TUT TUT TUT TUT! Et merde! Mon réveil que j'avais programmé pour minuit... Encore endormi je me déshabille. Entièrement. Puis je me jette à l'eau. Ah! Glaciale. Je traverse et ressors grelottant. Il faut pourtant que je retraverse. Ne pas réfléchir, foncer. C'est comme une brûlure qui me serre la poitrine. J'ai l'impression que ma tête va exploser. Et puis l'arrivée. Voilà une vraie douche, digne de ce nom. On a certes l'impression de mourir quand ça arrive mais aprés on se sent grandi. Je rallume encore une fois la plus belle conquête de l'homme. Les flammes réapparaissent aprés un petit quart d'heure de lutte. Plutôt bon score quand on pense que je n'en avais jamais fait avant. D'ailleurs, qu'ai-je fait jusqu'ici? Pas grand chose à la réflexion. A part quelques sorties au cinéma ou au pôle de loisirs mon univers était restreint à la maison, la bibliothèque et les établissements scolaires que j'ai fait. Je m'allonge et essaie de dormir. Pas facile avec toutes ces étoiles. On se sent si petit, dans un monde si grand. Mais alors, si la ville nous empêche de voir cette grandeur, ne serait-elle pas une prison?
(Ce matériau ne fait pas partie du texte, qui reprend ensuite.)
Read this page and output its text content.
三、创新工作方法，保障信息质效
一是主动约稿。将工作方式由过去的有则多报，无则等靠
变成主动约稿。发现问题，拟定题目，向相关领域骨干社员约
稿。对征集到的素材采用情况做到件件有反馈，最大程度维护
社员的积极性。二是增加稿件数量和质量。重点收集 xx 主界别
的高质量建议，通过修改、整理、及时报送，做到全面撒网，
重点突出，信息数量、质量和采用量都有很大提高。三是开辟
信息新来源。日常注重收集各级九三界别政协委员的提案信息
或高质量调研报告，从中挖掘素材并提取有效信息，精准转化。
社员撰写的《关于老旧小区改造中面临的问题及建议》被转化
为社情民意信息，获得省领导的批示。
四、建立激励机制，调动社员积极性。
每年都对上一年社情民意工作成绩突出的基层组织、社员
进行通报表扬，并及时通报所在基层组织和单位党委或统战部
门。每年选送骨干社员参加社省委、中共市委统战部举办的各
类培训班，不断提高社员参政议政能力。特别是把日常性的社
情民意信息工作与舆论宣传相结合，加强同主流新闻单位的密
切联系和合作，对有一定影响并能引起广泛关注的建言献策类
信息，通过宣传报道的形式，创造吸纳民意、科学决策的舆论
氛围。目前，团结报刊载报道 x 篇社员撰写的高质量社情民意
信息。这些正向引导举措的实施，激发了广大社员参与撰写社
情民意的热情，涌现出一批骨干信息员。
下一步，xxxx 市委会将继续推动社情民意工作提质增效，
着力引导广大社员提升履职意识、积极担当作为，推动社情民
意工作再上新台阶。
Quand j'ouvre les yeux, réveillé par les gargouillements de mon propre ventre, les étoiles ont disparues, laissant place à un magnifique ciel bleu et un soleil tout aussi radieux. Une belle journée s'annonce encore entre les rochers. Pas question que je remonte tout de suite. Je vais leur envoyer un texto, qu'ils ne s'inquiètent pas, quand même. Hein, où est mon portable? Où a-t-il pu tomber? Je réalise que depuis notre aventure dans la garrigue je ne l'ai plus. Je vais me faire tuer... Raison de plus de rester, non? Et puis ce n'est pas le premier de mes soucis. D'abord, trouver à manger. A vue, rien. A part quelques baies. Et bien va pour les baies, ça fera l'affaire. Affreuses, amères. Boire maintenant pour soulager ce goût qui m'inonde la bouche. Mais l'eau des gorges est-elle potable? Oh, et puis, qu'est-ce qu'une diarrhée? Sinon je vais m'effondrer et sécher sur place. Et on ne retrouvera de moi qu'une momie. Elle est fraiche, avec un arrière goût terreux, bien différente de celle de chez moi. Pas simple ici de boire et manger. Surtout que j'ai toujours faim. Et si je partais en expédition? Ailleurs il y en aura peut être plus. Je me balade sous ce soleil déjà haut sans rien trouver à me mettre sous la dent. Rentrer. Cette solution m'apparaît comme étant la plus envisageable. Là bas il me suffit d'ouvrir le robinet, le frigo et tout va de soi. Mais pour une raison qui m'échappe je ne peux pas me résoudre à remonter le chemin. Allongé sous un figuier je me mets à rêver... Un figuier... En levant les yeux je crois halluciner: les branches ploient sous le poids des figues, mes fruits préférés. Celles là n'ont rien à voir avec celles que je connaissais jusqu'ici, ce sont des vraies. Je me rassasie et me rallonge pour une petite sieste.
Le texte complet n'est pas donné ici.